6nam

Nikodemus Yudho Sulistyo
Chapter #22

Rumah Hantu

Teriakan keceriaan meletup-letup dari para gadis. Kumang dan Felisia Setyarini berputar-putar bahagia melihat warna-warni cat wahana dan beragam stand hiburan serta makanan. Sakti Soeryati tertawa sumringah sedangkan Andini Sekartaji tersenyum malu-malu.

Ada roller coaster yang tidak terlalu tinggi dan rumit, tapi terlihat cukup menegangkan. Ada komidi putar, bianglala, kora-kora alias perahu ayun, sampai wahana tornado. Tidak menunggu waktu lama bagi para sahabat ini untuk ribut memilih wahana yang akan mereka nikmati.

Roller coaster adalah wahana yang paling pertama mereka coba dan Felisia Setyarini adalah anggota yang paling penakut diantara mereka.

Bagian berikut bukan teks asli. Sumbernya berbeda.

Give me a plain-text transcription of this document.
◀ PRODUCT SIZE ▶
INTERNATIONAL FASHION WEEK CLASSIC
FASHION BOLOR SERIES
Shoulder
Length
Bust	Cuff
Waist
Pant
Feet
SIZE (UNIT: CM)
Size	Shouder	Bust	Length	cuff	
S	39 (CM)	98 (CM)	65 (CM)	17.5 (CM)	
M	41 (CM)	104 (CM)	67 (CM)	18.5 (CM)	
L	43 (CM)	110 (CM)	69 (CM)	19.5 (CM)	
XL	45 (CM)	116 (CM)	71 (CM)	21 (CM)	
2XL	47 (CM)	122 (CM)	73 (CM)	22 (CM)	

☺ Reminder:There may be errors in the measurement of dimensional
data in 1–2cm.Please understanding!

Kanigara Gatra lah yang kemudian duduk di samping gadis itu. “Tenang, kita seru-seruan,” ujar Kanigara Gatra pendek. Felisia Setyarini tersenyum lebar, merasa tenang bahwa Kanigara Gatra berada di sampingnya meski detak jantungnya tetap berpacu liar saking takutnya.

Steven Ongadri mendapatkan kesempatan duduk bersebelahan dengan Kumang. Alasannya jelas, bagi Sakti Soeryati, sang pacar, ini penting agar tidak ada anggota pelarian ini yang menyadari hubungan mereka. Mana tahu kelak Sakti Soeryati latah menjadi manja bila berada di samping pacar gelapnya itu. Bagi Steven Ongadri sendiri, kesempatan emas ini tentu tak mungkin dibuang percuma. Perasaannya kepada Kumang memang sudah murni berubah dan terjun bebas ke arah asmara.

Nah, tinggal Sakti Soeryati yang harus duduk di paling belakang rombongan sahabatnya. Ia menengok ke bangku wahana di sampingnya, Andini Sekartaji duduk di sana dengan wajah dingin hampir tanpa ekspresi. Selama hidup, Andini Sekartaji tak mudah takut dengan hal-hal semacam ini. Dulu, sahabat-sahabatnya sering kesal bila mereka menonton film horor bersama karena ia tak pernah terlihat ketakutan atau berteriak sedemikian rupa seperti perempuan pada umumnya. “Kamu ini cewek bukan sih, batu banget?” ujar Steven Ongadri suatu saat. Ia kesal karena bersama Kanigara Gatra, keduanya telah mencari film terhoror yang bisa mereka ajukan untuk ditonton, tapi gadis itu bergeming. Andini Sekartaji tertawa melihat respon Steven Ongadri itu, bukan karena puas menunjukkan keberaniannya, tapi karena geli melihat reaksi kesal kedua sahabatnya itu.

Melihat pandangan Sakti Soeryati, Andini Sekartaji tersenyum.

Masih ada rombongan orang yang datang untuk ikut menaiki wahana dan mencari lokasi tempat duduk yang masih kosong. Satu gadis mendadak mendekat ke arah dimana Sakti Soeryati duduk. Ia melihat ke arah dimana Andini Sekartaji duduk lalu pandangannya berserobok dengan tatapan Sakti Soeryati yang memandangnya tajam dengan mimik wajah galak dan tak bersahabat. Hanya dalam waktu sepersekian detik, gadis itu pergi dan mencari tempat duduk kosong lainnya. “Heran, bisa-bisanya mau duduk di sini,” gumam Sakti Soeryati dengan sebal.

Kembali Andini Sekartaji tersenyum.

Roda roller coaster bergulir di rel. Wahana itu langsung meluncur dengan laju, menaikturunkan tubuh-tubuh terikat sabuk pengaman di atasnya. Felisia Setyarini berteriak sekuatnya dari kerongkongannya. Tangannya menggenggam tangan Kanigara Gatra erat. Di belakangnya, Kumang melakukan hal yang sama kepada Steven Ongadri, secara otomatis. Tidak hanya itu, Kumang juga menyandarkan kepalanya yang sempurna itu ke bahu Steven Ongadri karena ketegangan yang terjadi, lagi-lagi hanya secara otomatis, bukannya disengaja. Sakti Soeryati, tak ada yang bisa dilakukannya selain berteriak sendirian dan memegang wahana sekuat mungkin. Andini Sekartaji duduk diam hampir tak ada emosi.